Dossier : IMM-2037-06

Référence : 2007 CF 368

Ottawa (Ontario), le 5 avril 2007

EN PRÉSENCE DE MONSIEUR LE JUGE SIMON NOËL

 

 

ENTRE :

NADIA ITEKA

demanderesse

et

 

LE MINISTRE DE LA CITOYENNETÉ ET DE L’IMMIGRATION

défendeur

 

MOTIFS DU JUGEMENT ET JUGEMENT

 

[1]               Il s’agit d’une demande en contrôle judiciaire en vertu du paragraphe 72(1) de la Loi sur l’immigration et la protection des réfugiés, L.C. 2001, ch. 27 (LIPR), d’une décision de la Section de la protection des réfugiés (SPR) de la Commission de l’immigration et du statut de réfugié (CISR), en date du 23 mars 2006, concluant que Nadia Iteka (demanderesse) n’avait pas la qualité de réfugié au sens de la Convention conformément à l’article 96 de la LIPR ni celle de personne à protéger conformément à l’article 97 de la LIPR.

 

 

 

 

ILes faits

 

[2]               La demanderesse vient du Burundi et est d’origine tutsie. Au Burundi, elle a habité à Bujumbura, dans le quartier Musaga jusqu’en juillet 2002 au moment où elle a déménagé dans le quartier Kinindo. En novembre 2002, la demanderesse a déménagé encore une fois, mais cette fois dans le quartier Rohero de Bujumbura.  

 

[3]               Le 31 juillet 2002, les Forces nationales de libération Palipehutu (FLN) ont attaqué le quartier Musaga de Bujumbura. La demanderesse, sa mère et ses sœurs s’étaient enfuies chez une tante avant l’attaque alors que le père de la demanderesse était resté dans la maison familiale pour protéger leurs biens. Durant l’attaque, le père de la demanderesse a été tué. 

 

[4]               Entre juillet 2002 et novembre 2002, Bigirimana, un soldat du FLN, a commencé à rendre visite à la demanderesse alors qu’elle habitait avec sa tante dans le quartier Kinindo de Musaga.  Au cours de ces visites, Bigirimana a déclaré son amour à la demanderesse et lui a dit à maintes reprises qu’il l’épouserait.

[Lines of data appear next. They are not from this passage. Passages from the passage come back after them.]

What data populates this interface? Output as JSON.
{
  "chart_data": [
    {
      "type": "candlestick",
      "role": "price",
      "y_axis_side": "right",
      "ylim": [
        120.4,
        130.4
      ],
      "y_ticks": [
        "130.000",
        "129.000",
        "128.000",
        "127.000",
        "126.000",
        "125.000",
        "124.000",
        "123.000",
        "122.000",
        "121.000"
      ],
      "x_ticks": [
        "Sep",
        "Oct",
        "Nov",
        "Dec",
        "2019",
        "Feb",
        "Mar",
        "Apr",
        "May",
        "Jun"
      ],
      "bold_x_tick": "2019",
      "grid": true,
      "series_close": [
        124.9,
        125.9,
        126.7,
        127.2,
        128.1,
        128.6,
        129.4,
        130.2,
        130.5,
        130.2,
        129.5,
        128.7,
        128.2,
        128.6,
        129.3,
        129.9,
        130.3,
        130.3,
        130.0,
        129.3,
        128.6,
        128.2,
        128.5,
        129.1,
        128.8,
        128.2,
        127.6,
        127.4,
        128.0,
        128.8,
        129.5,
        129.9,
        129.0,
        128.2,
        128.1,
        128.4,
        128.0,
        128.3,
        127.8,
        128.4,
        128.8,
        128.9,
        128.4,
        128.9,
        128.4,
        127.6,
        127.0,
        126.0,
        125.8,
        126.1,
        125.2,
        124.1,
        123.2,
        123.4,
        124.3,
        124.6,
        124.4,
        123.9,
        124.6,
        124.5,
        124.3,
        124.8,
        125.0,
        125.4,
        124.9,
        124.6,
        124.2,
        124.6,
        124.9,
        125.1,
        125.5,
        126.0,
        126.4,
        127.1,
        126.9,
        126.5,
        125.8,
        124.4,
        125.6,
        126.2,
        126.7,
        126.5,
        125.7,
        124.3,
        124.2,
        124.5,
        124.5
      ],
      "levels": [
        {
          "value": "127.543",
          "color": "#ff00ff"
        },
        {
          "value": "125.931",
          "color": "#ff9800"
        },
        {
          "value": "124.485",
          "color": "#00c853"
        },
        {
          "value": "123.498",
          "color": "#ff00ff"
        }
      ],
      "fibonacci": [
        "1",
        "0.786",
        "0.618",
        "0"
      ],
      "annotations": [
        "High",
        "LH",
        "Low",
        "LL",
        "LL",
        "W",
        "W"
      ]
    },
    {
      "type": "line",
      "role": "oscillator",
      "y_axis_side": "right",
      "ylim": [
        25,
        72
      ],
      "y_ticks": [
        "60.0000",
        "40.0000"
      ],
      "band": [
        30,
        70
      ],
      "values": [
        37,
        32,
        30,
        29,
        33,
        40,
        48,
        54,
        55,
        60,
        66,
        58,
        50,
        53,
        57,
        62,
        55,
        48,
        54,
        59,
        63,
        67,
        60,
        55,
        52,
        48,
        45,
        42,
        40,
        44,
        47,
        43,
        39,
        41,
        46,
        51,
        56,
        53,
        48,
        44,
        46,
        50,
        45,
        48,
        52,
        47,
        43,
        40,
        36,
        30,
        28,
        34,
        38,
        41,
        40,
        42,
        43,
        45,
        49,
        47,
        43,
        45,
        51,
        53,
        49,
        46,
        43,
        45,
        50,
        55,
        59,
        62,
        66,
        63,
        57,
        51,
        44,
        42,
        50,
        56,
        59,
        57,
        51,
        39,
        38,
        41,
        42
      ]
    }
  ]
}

La demanderesse a rejeté ses avances.

 

[5]               Bigirimana n’a pas rendu visite à la demanderesse entre novembre 2002 et juin 2004, mais a continué de la harceler par téléphone.

 

[6]               En juin 2004, après que Bigirimana eut été nommé « commandant » du FLN, il a envoyé des soldats à la résidence de la demanderesse afin de l’enlever et de l’amener à lui. Les soldats ont été incapables de pénétrer dans la résidence de la demanderesse. 

 

[7]               Par conséquent, la demanderesse a pris les mesures nécessaires pour obtenir un visa afin de quitter le pays. Le 25 mars 2005, elle a quitté le Burundi. 

 

[8]               La demanderesse est arrivée au Canada le 1er  avril 2005 et a demandé l’asile le même jour.

 

II.  Questions en litige

(1)   Quelle est la norme de contrôle applicable aux décisions défavorables quant à la crédibilité rendues par la SPR?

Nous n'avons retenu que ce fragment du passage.